The Project A 2021 Fitness Tech Landscape

While there are many different models in this industry and the market is highly fragmented, we still believe that there is room for a big winner here. There are a lot of pain points around motivation triggering, brought into focus by Covid-19, that still remain unsolved. The formula to win this market will ultimately be: delivering results.

Project A’s Fitness Tech Landscape 2021

Please note: Like our hypotheses above, this map also isn’t necessarily MECE and the lines are becoming more blurry. The hypotheses above also aren’t a shopping list we expect to be complete before we decide to invest. We believe those are the drivers that will propel a company to the top of the market over time, but they might come in various combinations or shapes.

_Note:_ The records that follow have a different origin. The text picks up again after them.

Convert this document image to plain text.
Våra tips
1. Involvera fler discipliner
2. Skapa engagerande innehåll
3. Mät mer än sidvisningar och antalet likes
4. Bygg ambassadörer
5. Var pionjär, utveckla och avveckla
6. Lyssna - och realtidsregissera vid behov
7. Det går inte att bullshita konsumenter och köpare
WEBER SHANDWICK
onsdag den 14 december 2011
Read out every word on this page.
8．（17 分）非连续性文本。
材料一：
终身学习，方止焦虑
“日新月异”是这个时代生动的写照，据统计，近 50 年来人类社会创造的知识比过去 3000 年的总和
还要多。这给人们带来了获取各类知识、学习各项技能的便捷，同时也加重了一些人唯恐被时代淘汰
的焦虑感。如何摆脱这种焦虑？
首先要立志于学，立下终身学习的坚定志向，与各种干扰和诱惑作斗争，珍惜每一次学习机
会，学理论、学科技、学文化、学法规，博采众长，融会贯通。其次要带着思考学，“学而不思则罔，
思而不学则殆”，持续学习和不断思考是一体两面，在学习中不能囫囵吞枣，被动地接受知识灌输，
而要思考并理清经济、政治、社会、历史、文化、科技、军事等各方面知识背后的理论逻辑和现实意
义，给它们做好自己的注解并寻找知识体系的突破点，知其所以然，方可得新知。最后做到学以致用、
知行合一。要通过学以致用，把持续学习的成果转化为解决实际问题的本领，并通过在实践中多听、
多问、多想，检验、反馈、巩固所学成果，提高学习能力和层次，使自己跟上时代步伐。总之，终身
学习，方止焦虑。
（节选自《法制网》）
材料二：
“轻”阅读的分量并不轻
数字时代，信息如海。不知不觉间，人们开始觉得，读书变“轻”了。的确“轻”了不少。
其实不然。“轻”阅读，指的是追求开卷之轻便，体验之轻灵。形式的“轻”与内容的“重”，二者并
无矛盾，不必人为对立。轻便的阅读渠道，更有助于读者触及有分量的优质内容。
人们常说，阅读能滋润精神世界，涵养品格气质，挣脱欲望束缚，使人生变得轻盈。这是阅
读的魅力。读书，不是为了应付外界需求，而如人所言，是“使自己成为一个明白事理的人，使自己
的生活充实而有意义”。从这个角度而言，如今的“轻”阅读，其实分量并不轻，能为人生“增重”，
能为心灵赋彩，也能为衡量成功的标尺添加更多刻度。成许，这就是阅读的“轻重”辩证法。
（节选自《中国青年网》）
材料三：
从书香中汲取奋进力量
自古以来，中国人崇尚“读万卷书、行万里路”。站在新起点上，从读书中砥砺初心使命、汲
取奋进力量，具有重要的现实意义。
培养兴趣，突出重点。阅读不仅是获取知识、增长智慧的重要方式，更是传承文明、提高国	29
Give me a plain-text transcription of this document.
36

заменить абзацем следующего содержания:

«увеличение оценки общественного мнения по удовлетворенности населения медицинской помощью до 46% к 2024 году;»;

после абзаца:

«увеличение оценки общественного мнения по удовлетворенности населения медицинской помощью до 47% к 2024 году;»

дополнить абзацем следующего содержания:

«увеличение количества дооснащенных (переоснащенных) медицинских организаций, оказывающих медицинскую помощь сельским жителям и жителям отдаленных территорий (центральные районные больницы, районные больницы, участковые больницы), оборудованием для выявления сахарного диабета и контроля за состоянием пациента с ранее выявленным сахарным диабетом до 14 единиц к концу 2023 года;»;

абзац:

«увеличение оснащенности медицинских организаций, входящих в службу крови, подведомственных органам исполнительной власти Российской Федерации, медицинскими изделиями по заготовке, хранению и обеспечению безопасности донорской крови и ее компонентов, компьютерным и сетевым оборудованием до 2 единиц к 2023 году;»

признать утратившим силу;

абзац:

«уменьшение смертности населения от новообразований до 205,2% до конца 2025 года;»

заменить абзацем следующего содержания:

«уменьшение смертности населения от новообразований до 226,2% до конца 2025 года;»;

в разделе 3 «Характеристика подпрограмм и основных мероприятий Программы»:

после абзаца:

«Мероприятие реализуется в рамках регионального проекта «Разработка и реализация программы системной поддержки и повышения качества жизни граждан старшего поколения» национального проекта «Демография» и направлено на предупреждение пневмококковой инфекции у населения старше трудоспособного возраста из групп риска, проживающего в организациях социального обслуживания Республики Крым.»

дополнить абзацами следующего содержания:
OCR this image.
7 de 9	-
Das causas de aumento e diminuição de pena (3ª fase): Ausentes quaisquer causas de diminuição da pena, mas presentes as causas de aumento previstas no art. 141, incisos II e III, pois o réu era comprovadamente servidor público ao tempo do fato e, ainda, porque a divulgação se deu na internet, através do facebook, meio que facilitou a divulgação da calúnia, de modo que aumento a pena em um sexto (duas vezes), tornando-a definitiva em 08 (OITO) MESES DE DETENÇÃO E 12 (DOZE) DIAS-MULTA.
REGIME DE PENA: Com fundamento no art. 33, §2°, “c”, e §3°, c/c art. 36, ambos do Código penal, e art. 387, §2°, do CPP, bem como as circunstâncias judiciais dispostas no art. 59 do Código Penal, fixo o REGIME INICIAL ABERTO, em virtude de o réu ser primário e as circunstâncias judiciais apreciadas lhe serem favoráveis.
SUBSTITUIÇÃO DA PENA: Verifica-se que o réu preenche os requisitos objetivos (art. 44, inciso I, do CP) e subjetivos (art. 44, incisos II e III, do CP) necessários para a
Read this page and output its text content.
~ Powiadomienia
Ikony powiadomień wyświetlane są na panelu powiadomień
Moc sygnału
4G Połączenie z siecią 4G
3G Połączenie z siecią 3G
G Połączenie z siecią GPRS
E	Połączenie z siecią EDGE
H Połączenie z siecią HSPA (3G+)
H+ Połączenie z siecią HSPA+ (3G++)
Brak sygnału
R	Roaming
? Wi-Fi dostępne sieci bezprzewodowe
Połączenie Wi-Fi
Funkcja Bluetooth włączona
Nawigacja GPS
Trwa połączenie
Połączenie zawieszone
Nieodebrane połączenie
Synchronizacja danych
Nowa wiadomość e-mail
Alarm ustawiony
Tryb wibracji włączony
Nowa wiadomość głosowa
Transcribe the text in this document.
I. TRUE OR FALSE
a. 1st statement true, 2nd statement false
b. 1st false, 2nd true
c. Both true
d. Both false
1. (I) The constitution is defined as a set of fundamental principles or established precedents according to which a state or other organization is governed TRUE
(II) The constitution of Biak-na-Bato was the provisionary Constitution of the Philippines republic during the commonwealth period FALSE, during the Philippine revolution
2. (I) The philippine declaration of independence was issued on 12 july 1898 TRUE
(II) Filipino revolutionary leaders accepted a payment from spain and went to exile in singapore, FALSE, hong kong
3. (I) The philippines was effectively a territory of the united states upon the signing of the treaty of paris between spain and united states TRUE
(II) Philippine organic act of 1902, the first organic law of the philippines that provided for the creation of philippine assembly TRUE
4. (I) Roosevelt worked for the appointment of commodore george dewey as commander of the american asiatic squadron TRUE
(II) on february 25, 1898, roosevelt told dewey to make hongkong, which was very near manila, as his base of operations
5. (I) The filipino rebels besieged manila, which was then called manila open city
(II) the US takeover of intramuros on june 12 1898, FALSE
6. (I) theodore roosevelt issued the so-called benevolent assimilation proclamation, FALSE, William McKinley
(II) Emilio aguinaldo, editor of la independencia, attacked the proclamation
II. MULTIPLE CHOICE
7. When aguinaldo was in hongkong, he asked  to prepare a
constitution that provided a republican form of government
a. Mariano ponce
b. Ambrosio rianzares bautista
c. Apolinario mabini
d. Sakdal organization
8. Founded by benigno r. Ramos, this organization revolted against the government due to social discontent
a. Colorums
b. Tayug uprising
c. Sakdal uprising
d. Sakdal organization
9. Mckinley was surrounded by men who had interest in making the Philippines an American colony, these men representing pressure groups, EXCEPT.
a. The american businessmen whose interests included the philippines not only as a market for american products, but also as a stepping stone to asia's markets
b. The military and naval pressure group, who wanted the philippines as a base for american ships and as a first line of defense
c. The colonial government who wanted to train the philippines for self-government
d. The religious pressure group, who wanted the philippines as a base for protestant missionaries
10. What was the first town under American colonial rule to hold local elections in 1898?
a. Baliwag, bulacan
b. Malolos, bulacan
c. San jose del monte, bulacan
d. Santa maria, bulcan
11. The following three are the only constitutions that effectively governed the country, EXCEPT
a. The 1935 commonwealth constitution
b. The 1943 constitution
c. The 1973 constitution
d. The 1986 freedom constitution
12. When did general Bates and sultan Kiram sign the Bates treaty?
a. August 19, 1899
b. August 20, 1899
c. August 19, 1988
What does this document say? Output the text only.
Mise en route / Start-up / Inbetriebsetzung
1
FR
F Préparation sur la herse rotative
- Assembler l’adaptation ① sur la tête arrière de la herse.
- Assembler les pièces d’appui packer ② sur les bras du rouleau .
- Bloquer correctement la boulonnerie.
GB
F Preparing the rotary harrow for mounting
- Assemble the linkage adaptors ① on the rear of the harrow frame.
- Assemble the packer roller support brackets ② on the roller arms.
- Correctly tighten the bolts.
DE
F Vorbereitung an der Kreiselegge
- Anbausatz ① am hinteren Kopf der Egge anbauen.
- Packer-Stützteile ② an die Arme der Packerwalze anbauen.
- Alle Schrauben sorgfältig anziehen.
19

As you can see, you shouldn’t feel bad for not wanting to work out. You’re normal, not lazy. People shouldn’t blame themselves, but look at where their motivations fall short of their aspirations — and try to find the hacks & products that change that.

We’re looking forward to hearing feedback from all of you on this. Which products helped you to motivate yourself and your friends lately? Which are the drawbacks you experienced — before and during Covid-19? We’re curious to hear your thoughts.

Let’s fight that Schweinehund.

Source: Wieden + Kennedy for Nike (2012)

P.S.

One extra hypothesis: I’d be happy to find companies in the space who understand that a differentiated brand will make you stand-out. Especially in a space overcrowded with super-sleek, san-serif-font-with-wide-spacing-brands…Take a hint from the greats: my personal favourite sports brand campaign of all times. You might not be as good as Wieden + Kennedy off the bat, but you could try?

P.P.S.

Note: In case you want to dive deeper into what drives (sexual/long-term) attraction, laziness, and who you prefer to marry vs. have a one-night stand with, let me recommend to you two books on evolutionary psychology: Moral Animal and Why Beautiful People Have More Babies.